九重町松木の宝八幡宮で今月上旬、秋季大祭があった。高齢化などの影響で3基のみこしを担ぐのは今回で最後。来年からは軽トラックに乗せての巡行となる。集まった多くの住民らはみこし担ぎの伝統を名残惜しそうにまぶたに焼き付け、カメラのシャッターを切っていた。
 秋季大祭は毎年7〜9日に開催し、県指定無形民俗文化財の「宝楽」を氏子らが奉納して五穀豊穣(ほうじょう)や無病息災などを祈る。3基のみこしは7日の「お下り」と9日の「お上り」で使用し、宝八幡宮から3キロほど離れた恵良の紅梅山神幸所まで運んでいる。
 住民らでみこしを担いできたが、高齢化などに伴い年々担ぎ手が集まりづらくなっていた。今春の総代会で「担ぐのは今回で最後」とし、来年以降は軽トラック3台にみこしを乗せて地域を回ることに決めた。

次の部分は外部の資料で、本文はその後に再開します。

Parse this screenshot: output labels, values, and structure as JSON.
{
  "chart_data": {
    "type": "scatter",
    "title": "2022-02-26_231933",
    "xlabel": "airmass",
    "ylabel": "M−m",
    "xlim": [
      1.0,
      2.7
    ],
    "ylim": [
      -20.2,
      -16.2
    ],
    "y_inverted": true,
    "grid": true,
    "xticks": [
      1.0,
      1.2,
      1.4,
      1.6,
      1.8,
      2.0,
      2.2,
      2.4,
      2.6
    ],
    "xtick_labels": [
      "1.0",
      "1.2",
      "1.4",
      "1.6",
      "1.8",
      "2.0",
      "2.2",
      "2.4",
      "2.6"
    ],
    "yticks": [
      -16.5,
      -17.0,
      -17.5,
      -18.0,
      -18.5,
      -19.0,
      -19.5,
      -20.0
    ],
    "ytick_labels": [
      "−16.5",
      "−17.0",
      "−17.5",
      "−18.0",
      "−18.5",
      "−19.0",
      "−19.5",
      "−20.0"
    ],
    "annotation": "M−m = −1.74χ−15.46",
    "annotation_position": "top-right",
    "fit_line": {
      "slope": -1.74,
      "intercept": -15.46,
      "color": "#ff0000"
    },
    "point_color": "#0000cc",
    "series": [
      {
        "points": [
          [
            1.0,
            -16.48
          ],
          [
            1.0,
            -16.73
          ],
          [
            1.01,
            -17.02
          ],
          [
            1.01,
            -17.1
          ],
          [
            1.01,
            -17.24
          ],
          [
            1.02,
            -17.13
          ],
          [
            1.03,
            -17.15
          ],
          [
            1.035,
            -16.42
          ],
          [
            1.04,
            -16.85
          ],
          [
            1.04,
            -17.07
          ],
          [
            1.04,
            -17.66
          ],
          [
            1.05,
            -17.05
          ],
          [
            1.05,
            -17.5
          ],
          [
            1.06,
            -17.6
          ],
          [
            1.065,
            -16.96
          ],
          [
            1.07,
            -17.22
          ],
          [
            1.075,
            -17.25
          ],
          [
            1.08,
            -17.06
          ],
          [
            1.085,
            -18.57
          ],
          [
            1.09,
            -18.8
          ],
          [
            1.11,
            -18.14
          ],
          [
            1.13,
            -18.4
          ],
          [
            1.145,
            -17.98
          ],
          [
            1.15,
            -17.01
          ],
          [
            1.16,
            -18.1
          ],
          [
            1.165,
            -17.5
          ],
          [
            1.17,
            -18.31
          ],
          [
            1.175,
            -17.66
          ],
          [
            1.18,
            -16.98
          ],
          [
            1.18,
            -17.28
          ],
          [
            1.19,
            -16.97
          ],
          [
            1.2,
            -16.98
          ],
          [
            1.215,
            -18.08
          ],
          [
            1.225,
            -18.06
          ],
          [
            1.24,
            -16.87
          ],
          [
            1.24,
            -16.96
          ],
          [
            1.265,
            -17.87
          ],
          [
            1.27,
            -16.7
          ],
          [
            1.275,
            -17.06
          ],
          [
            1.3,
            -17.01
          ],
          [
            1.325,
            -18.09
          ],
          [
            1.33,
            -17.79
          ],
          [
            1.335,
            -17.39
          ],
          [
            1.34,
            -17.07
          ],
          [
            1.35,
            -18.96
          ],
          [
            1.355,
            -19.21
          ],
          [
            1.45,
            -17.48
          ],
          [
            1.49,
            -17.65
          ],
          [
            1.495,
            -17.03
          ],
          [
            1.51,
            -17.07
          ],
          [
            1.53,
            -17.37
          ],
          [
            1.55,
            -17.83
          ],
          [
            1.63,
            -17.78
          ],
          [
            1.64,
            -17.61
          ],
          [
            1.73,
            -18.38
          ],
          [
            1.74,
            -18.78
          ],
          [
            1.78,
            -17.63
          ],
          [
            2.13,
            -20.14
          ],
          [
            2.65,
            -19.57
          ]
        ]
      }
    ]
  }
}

 9日は神事の後、楽の一行が境内で宝楽を奉納。その後、約30人の男衆が勇ましくみこしを持ち上げ、宝八幡宮まで練り歩いた。
 甲斐素純宮司(65)は「時代に合わせて柔軟に変化することも大切。継続を第一に考えた」。武石裕臣総代会長(77)は「地域にみこしを届け続けるために決断した。来年以降、形が変わってもしっかり地区を回りたい」と話した。